Remember how great that game looked even on Xbox? Remember how great a game it was in terms of game play, stories and replay-ability?
After the release of Portal, Valve gave us a nice little bundle offering in the form of The Orange Box, which contained not only Half life 2 and Portal but Episode 1, Episode 2, plus Team fortress 2. Since then I haven't really seen a bundle come out of big name games on a console to match the Orange Box.
You can get Bioshock and Oblivion in one set now which is quite a nice deak, but that seems more like a method of retaining space and flushing out sales a bit more, plus a random pairing. Valve knew that the Orange Box would sell well because it was intended to be a collection for people who would be interested in playing all components and not just for them to get in on a quick buck money maker attached to their titles.
The packaging isn't that great either
These days we have Game of the Year Editions, which are excellent bundle bargains, but sadly to many games at the moment bring these GOTY packages out after many people have shelled far more money on getting the standard game, special edition and DLC earlier on.
Batman Arkham City had an outrageous variation in it's pre-order options and DLC bonuses. You could only get a certain skin with your purchase in a certain shop in a certain country in some cases.
Still don't know why Yellow Lantern was even an optionThen GOTY edition comes out, which includes all skins and DLC for a steal price. Similar happened with Fallout New Vegas, though it was a less messy affair. I personally paid £40 for a new retail copy of the game, which had no added extras. Fair enough, but then months later, the GOTY edition which contains all add-on DLC could be purchased brand new in stores or online for a mere £20.
What I liked about The Orange Box was it wasn't trying to make you feel like you wasted your money if you had bought the games separately. The Orange box was for those who maybe hadn't played any of the games previously, or just played one and got to have it all confined neatly in one easy to access package, plus it contained no extras or DLCs. Granted this was before the special edition market got out of hand (I'm look at you Mass Effect 3).
Except you Mordin, can't be mad at you!
Valve seem to actually treat their customers and fans as if we're not morons and value not only our cash but the level of entertainment we get from the games they produce. They don't need to throw stuff at us, they know we'll be loyal if they continue producing quality games for gamers, first and foremost. This age of gaming and before has also been a great avenue for new gamers or lapsed ones to hop back in.
Xbox One's reveal wasn't about gamers, at all, despite the fact that is should be primarily a gaming console.
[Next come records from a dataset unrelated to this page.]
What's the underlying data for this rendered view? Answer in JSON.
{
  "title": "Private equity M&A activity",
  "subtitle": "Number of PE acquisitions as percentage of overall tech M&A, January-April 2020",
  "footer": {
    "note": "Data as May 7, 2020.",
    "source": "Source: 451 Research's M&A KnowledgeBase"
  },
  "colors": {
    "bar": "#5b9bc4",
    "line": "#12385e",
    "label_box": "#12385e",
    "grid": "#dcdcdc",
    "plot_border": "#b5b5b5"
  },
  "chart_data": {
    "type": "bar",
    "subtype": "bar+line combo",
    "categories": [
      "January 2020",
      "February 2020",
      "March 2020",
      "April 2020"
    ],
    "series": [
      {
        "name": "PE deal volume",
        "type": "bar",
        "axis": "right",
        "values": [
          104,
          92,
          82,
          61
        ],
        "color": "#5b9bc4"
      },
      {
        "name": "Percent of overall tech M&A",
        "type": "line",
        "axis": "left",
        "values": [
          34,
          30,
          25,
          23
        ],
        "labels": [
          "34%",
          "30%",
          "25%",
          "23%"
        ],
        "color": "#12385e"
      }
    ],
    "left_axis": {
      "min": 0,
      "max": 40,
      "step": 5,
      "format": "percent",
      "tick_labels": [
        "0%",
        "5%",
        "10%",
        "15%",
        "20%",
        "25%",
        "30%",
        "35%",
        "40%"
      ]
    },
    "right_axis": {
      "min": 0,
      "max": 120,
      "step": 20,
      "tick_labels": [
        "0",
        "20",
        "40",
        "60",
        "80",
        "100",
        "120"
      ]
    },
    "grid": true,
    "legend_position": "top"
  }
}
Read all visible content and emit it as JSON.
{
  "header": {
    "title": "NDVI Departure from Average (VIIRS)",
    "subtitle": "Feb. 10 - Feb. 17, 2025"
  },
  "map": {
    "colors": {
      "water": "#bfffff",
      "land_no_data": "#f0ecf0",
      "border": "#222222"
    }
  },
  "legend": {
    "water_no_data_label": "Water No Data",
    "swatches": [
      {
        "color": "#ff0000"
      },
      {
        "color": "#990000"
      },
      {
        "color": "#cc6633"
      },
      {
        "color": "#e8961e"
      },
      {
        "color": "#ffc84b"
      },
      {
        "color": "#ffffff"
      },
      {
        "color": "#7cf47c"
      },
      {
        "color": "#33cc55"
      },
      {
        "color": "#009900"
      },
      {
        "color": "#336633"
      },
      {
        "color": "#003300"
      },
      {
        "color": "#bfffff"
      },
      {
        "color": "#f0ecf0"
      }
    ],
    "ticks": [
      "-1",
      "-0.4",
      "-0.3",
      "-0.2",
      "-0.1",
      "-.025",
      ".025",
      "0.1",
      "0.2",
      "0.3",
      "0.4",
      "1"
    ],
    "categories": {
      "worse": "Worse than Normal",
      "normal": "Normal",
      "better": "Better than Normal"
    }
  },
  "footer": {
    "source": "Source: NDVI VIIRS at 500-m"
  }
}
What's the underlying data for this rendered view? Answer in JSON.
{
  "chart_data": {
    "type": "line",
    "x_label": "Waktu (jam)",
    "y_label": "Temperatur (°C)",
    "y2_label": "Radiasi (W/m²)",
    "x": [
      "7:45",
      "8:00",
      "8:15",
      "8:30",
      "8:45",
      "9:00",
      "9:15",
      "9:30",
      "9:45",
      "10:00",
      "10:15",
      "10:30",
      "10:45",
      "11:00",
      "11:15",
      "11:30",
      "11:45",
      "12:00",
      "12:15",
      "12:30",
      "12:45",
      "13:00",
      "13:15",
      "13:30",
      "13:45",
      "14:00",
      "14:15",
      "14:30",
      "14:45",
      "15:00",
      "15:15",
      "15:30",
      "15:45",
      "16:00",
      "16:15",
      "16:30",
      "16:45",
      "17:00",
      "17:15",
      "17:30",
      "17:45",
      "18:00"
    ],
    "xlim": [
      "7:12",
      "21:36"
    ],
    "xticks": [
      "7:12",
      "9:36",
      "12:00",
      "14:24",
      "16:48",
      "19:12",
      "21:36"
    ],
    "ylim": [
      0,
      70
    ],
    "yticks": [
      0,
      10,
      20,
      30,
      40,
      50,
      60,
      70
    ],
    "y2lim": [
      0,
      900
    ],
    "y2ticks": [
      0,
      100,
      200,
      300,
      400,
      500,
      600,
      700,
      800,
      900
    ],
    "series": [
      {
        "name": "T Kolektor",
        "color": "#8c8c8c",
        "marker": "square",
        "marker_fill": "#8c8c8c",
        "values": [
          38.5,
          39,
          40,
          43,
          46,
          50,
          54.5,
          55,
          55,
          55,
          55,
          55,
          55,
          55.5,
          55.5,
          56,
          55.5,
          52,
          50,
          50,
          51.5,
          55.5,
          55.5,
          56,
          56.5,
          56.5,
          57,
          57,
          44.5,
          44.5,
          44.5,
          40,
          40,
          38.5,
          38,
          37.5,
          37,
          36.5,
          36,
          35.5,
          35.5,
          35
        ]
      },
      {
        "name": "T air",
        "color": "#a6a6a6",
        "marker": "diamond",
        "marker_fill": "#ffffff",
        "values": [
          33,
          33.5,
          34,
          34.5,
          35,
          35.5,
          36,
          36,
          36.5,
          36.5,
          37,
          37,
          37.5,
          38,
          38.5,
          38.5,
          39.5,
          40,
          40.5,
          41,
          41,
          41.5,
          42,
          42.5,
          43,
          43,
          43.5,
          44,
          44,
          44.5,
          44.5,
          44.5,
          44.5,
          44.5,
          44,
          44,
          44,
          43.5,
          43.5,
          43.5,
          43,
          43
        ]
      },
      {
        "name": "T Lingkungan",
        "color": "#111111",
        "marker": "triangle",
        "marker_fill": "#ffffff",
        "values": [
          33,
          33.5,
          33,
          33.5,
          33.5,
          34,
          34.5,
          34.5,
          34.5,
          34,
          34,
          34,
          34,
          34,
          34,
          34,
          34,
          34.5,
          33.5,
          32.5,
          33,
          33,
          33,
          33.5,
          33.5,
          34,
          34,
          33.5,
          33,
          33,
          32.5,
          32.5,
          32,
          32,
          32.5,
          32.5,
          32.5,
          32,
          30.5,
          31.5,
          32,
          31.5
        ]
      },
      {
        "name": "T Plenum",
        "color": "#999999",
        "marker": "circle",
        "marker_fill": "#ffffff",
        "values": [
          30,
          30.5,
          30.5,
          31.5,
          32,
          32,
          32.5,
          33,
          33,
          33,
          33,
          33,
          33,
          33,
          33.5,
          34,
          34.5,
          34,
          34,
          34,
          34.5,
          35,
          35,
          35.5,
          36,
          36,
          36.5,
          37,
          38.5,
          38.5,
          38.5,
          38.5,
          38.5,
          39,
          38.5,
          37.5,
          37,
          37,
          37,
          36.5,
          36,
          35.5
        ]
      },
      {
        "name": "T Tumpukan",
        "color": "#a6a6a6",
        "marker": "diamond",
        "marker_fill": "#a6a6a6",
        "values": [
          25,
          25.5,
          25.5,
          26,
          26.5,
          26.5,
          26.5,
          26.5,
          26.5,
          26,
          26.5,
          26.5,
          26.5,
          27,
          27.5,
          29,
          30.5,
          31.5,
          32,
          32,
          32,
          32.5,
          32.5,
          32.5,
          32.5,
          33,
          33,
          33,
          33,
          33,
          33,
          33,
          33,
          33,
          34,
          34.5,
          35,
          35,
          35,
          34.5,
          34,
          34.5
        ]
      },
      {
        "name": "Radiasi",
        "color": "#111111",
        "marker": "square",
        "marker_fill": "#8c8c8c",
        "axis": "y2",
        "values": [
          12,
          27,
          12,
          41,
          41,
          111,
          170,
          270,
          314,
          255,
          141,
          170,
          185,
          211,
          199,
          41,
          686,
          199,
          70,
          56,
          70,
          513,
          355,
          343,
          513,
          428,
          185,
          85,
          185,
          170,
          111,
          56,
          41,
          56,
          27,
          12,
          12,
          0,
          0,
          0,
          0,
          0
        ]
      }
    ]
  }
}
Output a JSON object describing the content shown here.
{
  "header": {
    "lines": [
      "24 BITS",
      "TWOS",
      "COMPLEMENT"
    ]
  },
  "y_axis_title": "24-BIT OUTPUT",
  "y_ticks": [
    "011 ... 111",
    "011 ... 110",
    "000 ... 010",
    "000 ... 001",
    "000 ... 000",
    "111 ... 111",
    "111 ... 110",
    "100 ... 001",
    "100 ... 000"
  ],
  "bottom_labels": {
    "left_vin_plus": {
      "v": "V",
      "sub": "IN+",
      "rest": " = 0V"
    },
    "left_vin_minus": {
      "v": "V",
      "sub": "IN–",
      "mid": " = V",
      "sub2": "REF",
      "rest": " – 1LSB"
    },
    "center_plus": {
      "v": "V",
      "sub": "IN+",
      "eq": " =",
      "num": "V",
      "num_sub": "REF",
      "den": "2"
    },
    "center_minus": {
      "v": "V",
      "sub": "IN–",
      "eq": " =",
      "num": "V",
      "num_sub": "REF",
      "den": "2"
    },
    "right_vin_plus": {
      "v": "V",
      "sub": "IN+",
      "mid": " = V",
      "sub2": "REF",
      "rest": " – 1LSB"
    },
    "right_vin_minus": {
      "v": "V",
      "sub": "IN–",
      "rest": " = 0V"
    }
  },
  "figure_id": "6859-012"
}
It's not a crime to want to water for a wider audience, but it is a crime to cast aside the prime audience who has stuck with you from the beginning and who were your primary live-stream audience, because they wanted to see a reason to yet again, give you their money and hopefully see an expansion on the ride that is being an Xbox gamer.
Xbox had great exclusives, but now all they have is a big box acting like a Minority Report driven android phone. My worry is that the time of games being something to research, get excited about, purchase and indulge in, is becoming diluted and that bundle packs and respect between creator and consumer is dwindling. The time of games mattering and being used in fun ways via marketing seems to be dwindling too. I can only hope that Valve stay firm and consistent and we still have some remnants of Orange Box days ahead.